My biggest business deal is whatever the fed decides to do to replace or extend the bank term funding program... it was only supposed to last for one year... I do not think that the balance sheets of regional banks are healthy enough to survive without this continued liquidity... So I think the Fed's going to have to do something to either replace the program, extend the program, they're going to have to do something.View on YouTube
Explanation

The prediction was that around the March 2024 expiry of the Bank Term Funding Program (BTFP), the Fed would either extend BTFP or create a successor facility providing similar special liquidity to regional banks.

What actually happened:

  1. The Fed explicitly announced that BTFP would end on schedule on March 11, 2024, and did not extend it. In a January 24, 2024 press release, the Federal Reserve Board stated that the BTFP “will cease making new loans as scheduled on March 11” and only adjusted the interest rate on remaining loans; it did not announce any extension. (federalreserve.gov)

  2. The Fed’s own BTFP page confirms the facility stopped extending new loans on March 11, 2024. The official description notes that “The BTFP ceased extending new loans on March 11, 2024,” with no mention of renewal. (federalreserve.gov)

  3. Independent reporting also describes BTFP as ending on schedule, with no successor program. Reuters and other outlets reported that the Fed would “allow [the] emergency bank lending program to expire on March 11” and that the program “stopped making new loans on March 11, a year after its creation,” again with no indication of a replacement facility. (investing.com)

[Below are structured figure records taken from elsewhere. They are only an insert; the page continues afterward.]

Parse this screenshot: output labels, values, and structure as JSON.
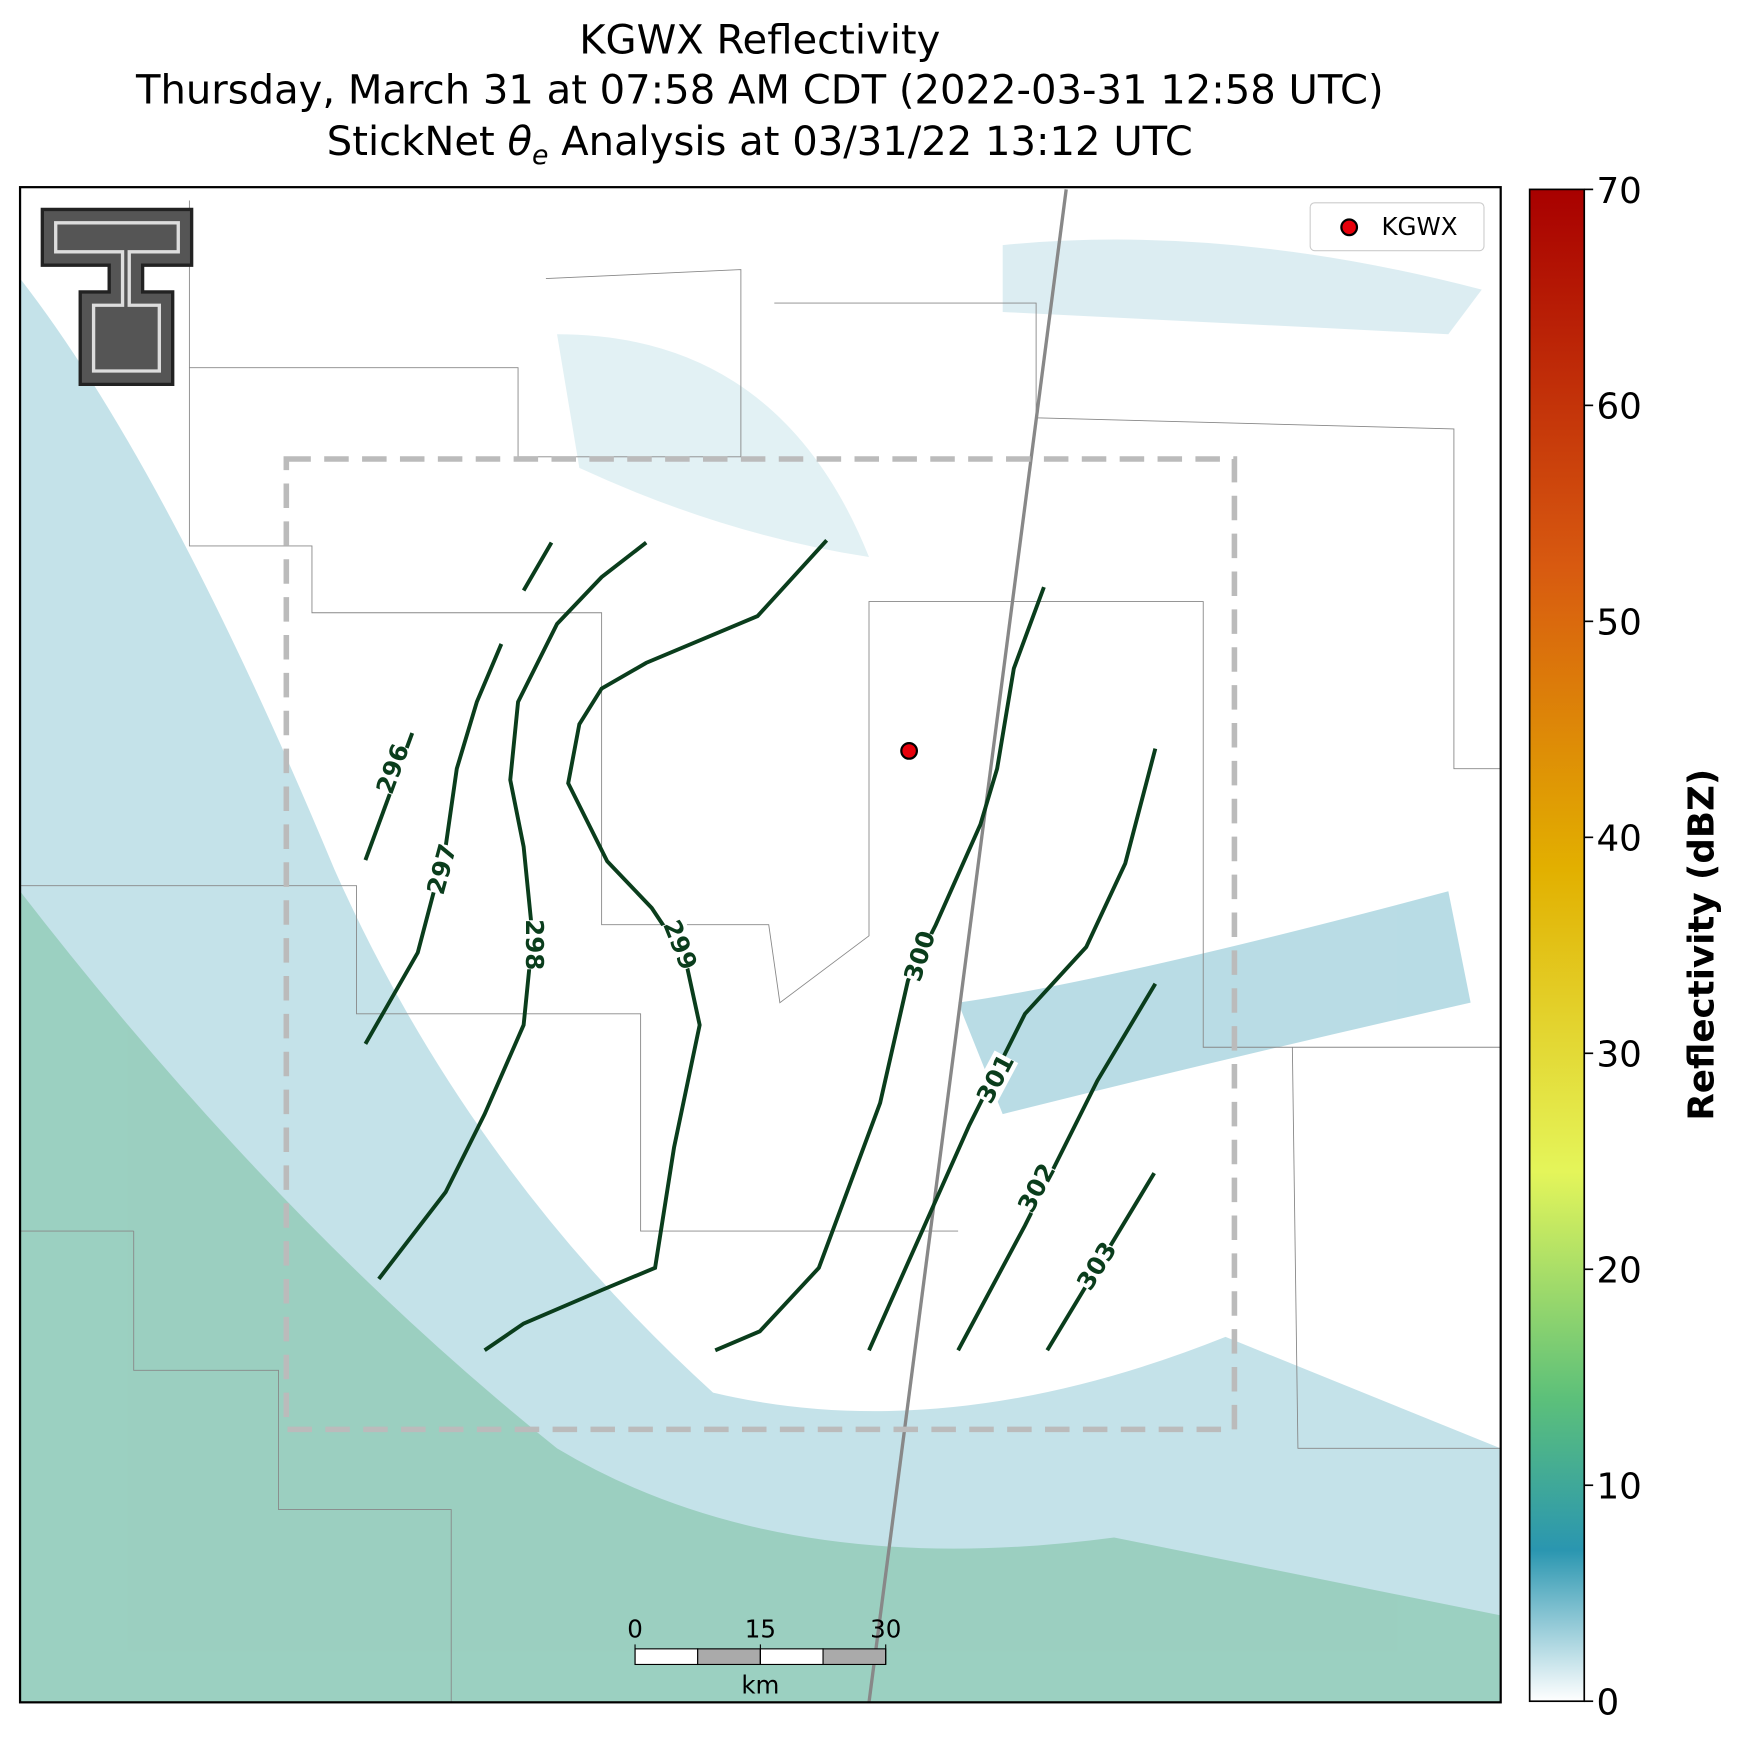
{
  "title": {
    "line1": "KGWX Reflectivity",
    "line2": "Thursday, March 31 at 07:58 AM CDT (2022-03-31 12:58 UTC)",
    "line3": {
      "prefix": "StickNet",
      "symbol": "θ",
      "subscript": "e",
      "suffix": "Analysis at 03/31/22 13:12 UTC"
    }
  },
  "legend": {
    "label": "KGWX",
    "color": "#e8000b"
  },
  "contours": {
    "color": "#0a3d1c",
    "levels": [
      296,
      297,
      298,
      299,
      300,
      301,
      302,
      303
    ]
  },
  "colorbar": {
    "label": "Reflectivity (dBZ)",
    "lim": [
      0,
      70
    ],
    "ticks": [
      0,
      10,
      20,
      30,
      40,
      50,
      60,
      70
    ]
  },
  "scale_bar": {
    "ticks": [
      0,
      15,
      30
    ],
    "unit": "km"
  }
}
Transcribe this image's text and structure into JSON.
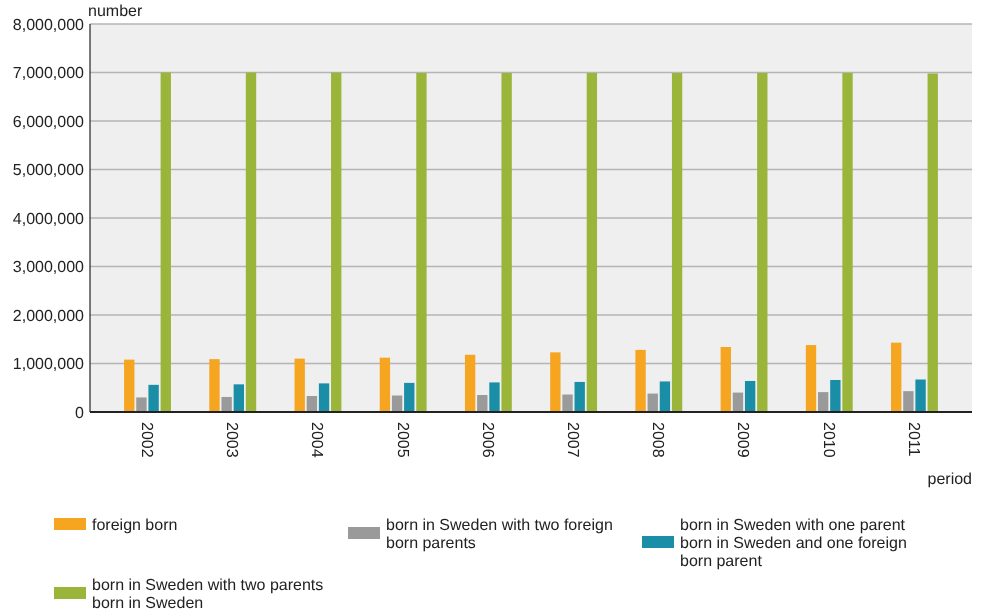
{
  "chart_data": {
    "type": "bar",
    "xlabel": "period",
    "ylabel": "number",
    "categories": [
      "2002",
      "2003",
      "2004",
      "2005",
      "2006",
      "2007",
      "2008",
      "2009",
      "2010",
      "2011"
    ],
    "series": [
      {
        "name": "foreign born",
        "color": "#f5a51f",
        "values": [
          1080000,
          1090000,
          1100000,
          1120000,
          1180000,
          1230000,
          1280000,
          1340000,
          1380000,
          1430000
        ]
      },
      {
        "name": "born in Sweden with two foreign born parents",
        "color": "#9a9a9a",
        "values": [
          300000,
          310000,
          330000,
          340000,
          350000,
          360000,
          380000,
          400000,
          410000,
          430000
        ]
      },
      {
        "name": "born in Sweden with one parent born in Sweden and one foreign born parent",
        "color": "#1a8ea6",
        "values": [
          560000,
          570000,
          590000,
          600000,
          610000,
          620000,
          630000,
          640000,
          660000,
          670000
        ]
      },
      {
        "name": "born in Sweden with two parents born in Sweden",
        "color": "#9ab53a",
        "values": [
          7000000,
          7000000,
          7000000,
          6990000,
          6990000,
          6990000,
          6990000,
          6990000,
          6990000,
          6980000
        ]
      }
    ],
    "ylim": [
      0,
      8000000
    ],
    "yticks": [
      {
        "value": 0,
        "label": "0"
      },
      {
        "value": 1000000,
        "label": "1,000,000"
      },
      {
        "value": 2000000,
        "label": "2,000,000"
      },
      {
        "value": 3000000,
        "label": "3,000,000"
      },
      {
        "value": 4000000,
        "label": "4,000,000"
      },
      {
        "value": 5000000,
        "label": "5,000,000"
      },
      {
        "value": 6000000,
        "label": "6,000,000"
      },
      {
        "value": 7000000,
        "label": "7,000,000"
      },
      {
        "value": 8000000,
        "label": "8,000,000"
      }
    ],
    "grid": "y",
    "legend": "bottom"
  }
}
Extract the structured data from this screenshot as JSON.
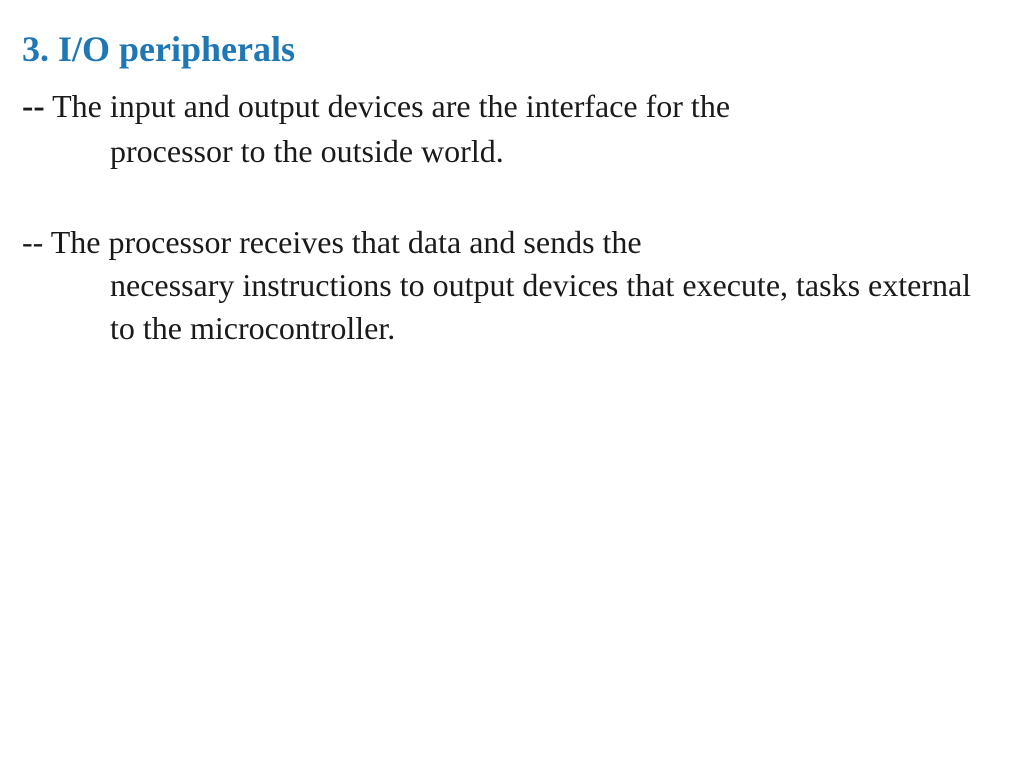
{
  "heading": {
    "text": "3. I/O peripherals",
    "color": "#1f77b4",
    "fontsize": 36,
    "fontweight": "bold"
  },
  "body": {
    "text_color": "#1a1a1a",
    "fontsize": 32,
    "bullets": [
      {
        "prefix": "--",
        "prefix_bold": true,
        "line1": " The input and output devices are the interface for the",
        "continuation": "processor to the outside world."
      },
      {
        "prefix": "--",
        "prefix_bold": false,
        "line1": " The processor receives that data and sends the",
        "continuation": "necessary instructions to output devices that execute, tasks external to the microcontroller."
      }
    ]
  },
  "background_color": "#ffffff"
}
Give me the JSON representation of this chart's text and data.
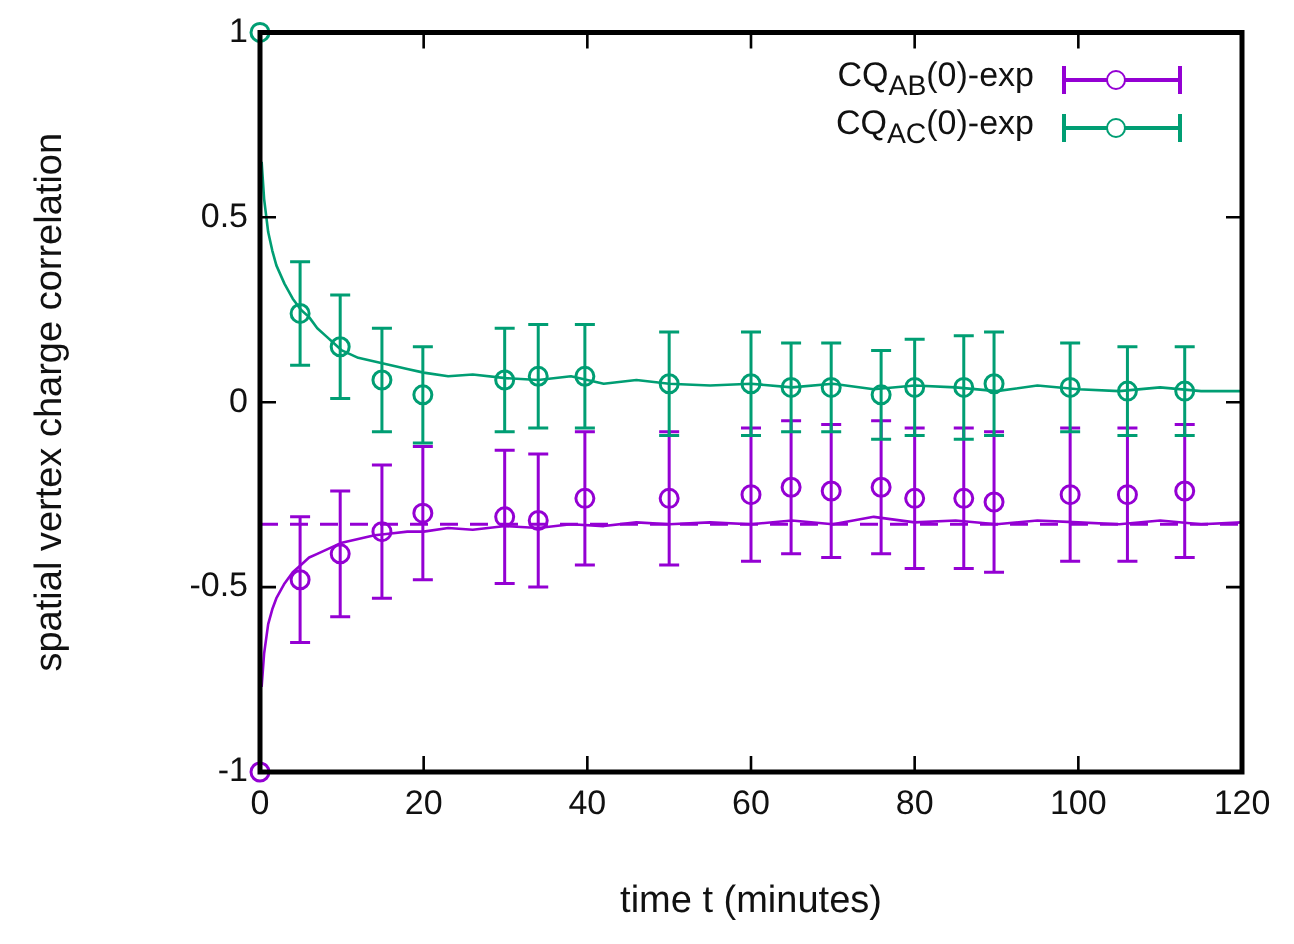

  4. Support continued only via existing, ordinary facilities, not a new special program. In its communications on BTFP’s wind-down, the Fed emphasized that after March 11, banks would continue to have “ready access to the discount window” and other standard tools; this is part of the standing framework, not a new emergency or special regional-bank facility. (bankingjournal.aba.com)

  5. Remaining BTFP loans simply ran to maturity; that is not an extension or successor. Banks could borrow or refinance up to March 10–11, 2024 for terms of up to one year, meaning outstanding balances persisted into 2025, but this was within the original one‑year loan design and did not constitute an extension of the program’s authorization or the creation of a new facility. (reuters.com)

  6. Later Fed analysis treats BTFP as a time‑limited, closed program, with no follow‑on facility. A 2025 Federal Reserve staff paper describes BTFP as an emergency liquidity facility that “ceased issuing new loans in March 2024 and closed one year later as the last loans matured,” without referencing any replacement program. (federalreserve.gov)

Given that the Fed neither extended BTFP past its scheduled March 11, 2024 end date nor created a clearly analogous successor emergency facility for regional banks, the core prediction—that the Fed would have to replace or extend BTFP to keep supporting regional banks—did not occur. Therefore, the prediction is wrong.